[Interview] Élection présidentielle : Transparency International Brazil répond à nos questions

[Interview] Election présidentielle : Transparency International Brazil répond à nos questions

Suite à l’élection du nouveau président brésilien, Jair Bolsonaro, et toutes les inquiétudes qu’elle suscite, nous avons interrogé Fabian Angélico, conseiller principal de Transparency International Brazil.

Pouvez-vous revenir sur l’élection récente au Brésil et la prise en compte de l’agenda anticorruption dans le programme des candidats ?

Premièrement, il est important de comprendre que les citoyens brésiliens sont en colère. Ils ne supportent plus de voir éclater des affaires de corruption années après années – 2014, 2015, 2016, 2017 – nous avons vu défiler de nombreux scandales et ça continue. Les scandales majeurs comme Petrobras[1] et Odebrecht[2] sont des exemples qui ont eu des répercussions mondiales.
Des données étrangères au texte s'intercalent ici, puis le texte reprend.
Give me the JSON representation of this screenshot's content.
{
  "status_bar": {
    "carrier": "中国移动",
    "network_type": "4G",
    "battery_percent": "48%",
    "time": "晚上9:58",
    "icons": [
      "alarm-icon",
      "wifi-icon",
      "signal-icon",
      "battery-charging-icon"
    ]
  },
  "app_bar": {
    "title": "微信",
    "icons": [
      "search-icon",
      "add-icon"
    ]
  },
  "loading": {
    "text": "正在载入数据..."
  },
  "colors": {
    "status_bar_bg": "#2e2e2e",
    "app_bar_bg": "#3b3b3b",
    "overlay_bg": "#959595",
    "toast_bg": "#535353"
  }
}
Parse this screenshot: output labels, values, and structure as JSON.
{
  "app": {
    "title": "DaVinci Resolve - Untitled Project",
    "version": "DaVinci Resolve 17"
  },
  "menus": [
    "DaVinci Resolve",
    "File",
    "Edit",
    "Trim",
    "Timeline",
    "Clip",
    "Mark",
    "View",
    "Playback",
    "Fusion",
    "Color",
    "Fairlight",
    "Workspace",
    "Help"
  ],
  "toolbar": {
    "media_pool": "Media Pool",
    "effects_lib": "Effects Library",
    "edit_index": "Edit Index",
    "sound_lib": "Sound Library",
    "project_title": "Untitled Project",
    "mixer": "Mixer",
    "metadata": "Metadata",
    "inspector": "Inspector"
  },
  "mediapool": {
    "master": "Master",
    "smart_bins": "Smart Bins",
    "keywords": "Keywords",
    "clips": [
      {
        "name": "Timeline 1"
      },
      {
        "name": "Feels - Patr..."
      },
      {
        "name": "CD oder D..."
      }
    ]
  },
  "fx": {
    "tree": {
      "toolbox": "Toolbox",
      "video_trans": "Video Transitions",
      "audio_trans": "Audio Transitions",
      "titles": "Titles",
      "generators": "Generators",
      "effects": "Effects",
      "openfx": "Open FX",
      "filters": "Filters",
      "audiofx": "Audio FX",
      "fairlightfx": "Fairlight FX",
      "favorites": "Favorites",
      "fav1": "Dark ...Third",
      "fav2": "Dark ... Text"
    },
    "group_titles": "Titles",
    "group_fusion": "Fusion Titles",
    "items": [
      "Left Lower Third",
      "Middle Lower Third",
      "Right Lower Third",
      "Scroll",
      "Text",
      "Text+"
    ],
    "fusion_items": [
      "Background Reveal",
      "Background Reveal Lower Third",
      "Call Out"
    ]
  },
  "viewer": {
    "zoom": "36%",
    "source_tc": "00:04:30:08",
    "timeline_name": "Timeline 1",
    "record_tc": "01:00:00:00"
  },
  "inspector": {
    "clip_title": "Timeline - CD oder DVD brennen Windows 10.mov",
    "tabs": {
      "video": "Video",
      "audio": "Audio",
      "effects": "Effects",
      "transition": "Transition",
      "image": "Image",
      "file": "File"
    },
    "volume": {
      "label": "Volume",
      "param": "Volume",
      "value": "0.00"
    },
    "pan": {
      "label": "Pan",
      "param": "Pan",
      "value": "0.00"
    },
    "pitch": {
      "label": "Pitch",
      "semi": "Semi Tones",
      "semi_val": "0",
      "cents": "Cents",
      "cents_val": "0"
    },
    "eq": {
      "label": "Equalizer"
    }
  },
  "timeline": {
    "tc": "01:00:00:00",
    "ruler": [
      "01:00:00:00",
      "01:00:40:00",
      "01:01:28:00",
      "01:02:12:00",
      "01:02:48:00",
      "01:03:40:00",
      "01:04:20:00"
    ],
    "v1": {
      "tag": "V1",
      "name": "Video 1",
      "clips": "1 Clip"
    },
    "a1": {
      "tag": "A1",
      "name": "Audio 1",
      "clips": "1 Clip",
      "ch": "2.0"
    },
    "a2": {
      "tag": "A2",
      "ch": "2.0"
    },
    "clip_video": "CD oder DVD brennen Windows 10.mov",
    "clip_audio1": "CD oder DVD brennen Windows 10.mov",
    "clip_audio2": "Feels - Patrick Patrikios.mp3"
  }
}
La corruption a aussi largement participé à renforcer la crise économique actuelle dont les répercussions affectent directement le quotidien des brésiliens.

Deuxièmement, les responsables politiques n’ont pas suffisamment réagi face à ces scandales inacceptables. Ils auraient dû reconnaître la gravité des faits et prendre les mesures nécessaires pour sanctionner les personnes responsables, ce qui n’a pas été le cas.

Pendant la campagne, Transparency International Brazil avait soumis aux candidats un ensemble de recommandations visant à renforcer la lutte contre la corruption dans le pays. Jair Bolsonaro, le Président nouvellement élu, n’avait pas répondu à nos recommandations.

Plus de 10% des pays du monde ont vécu un bouleversement politique lié à des scandales de corruption au cours des cinq dernières années, selon le think tank américain Carnegie, comment expliquez-vous ce chiffre ?

La corruption a toujours existé mais dorénavant nous sommes mieux informés de sa réalité. Si l’on prend l’exemple du Brésil, le développement et le renforcement des institutions aussi bien que la demande croissante de transparence de la part de la société civile ont permis de mettre en lumière des scandales et d’ouvrir des enquêtes. La corruption, tout comme les vaines promesses d’y mettre un terme, n’est aujourd’hui plus tolérée par les citoyens qui réclament à juste titre un vrai changement. Nous l’avions souligné en 2016 lors de la publication de l’Indice de Perception de la Corruption[3], lorsque les politiciens traditionnels ne parviennent pas à lutter contre la corruption, les gens se tournent de plus en plus vers les dirigeants populistes qui promettent de briser le cycle de la corruption et des privilèges. Pourtant, cela risque d’exacerber – plutôt que de résoudre – les tensions qui ont nourri la poussée populiste.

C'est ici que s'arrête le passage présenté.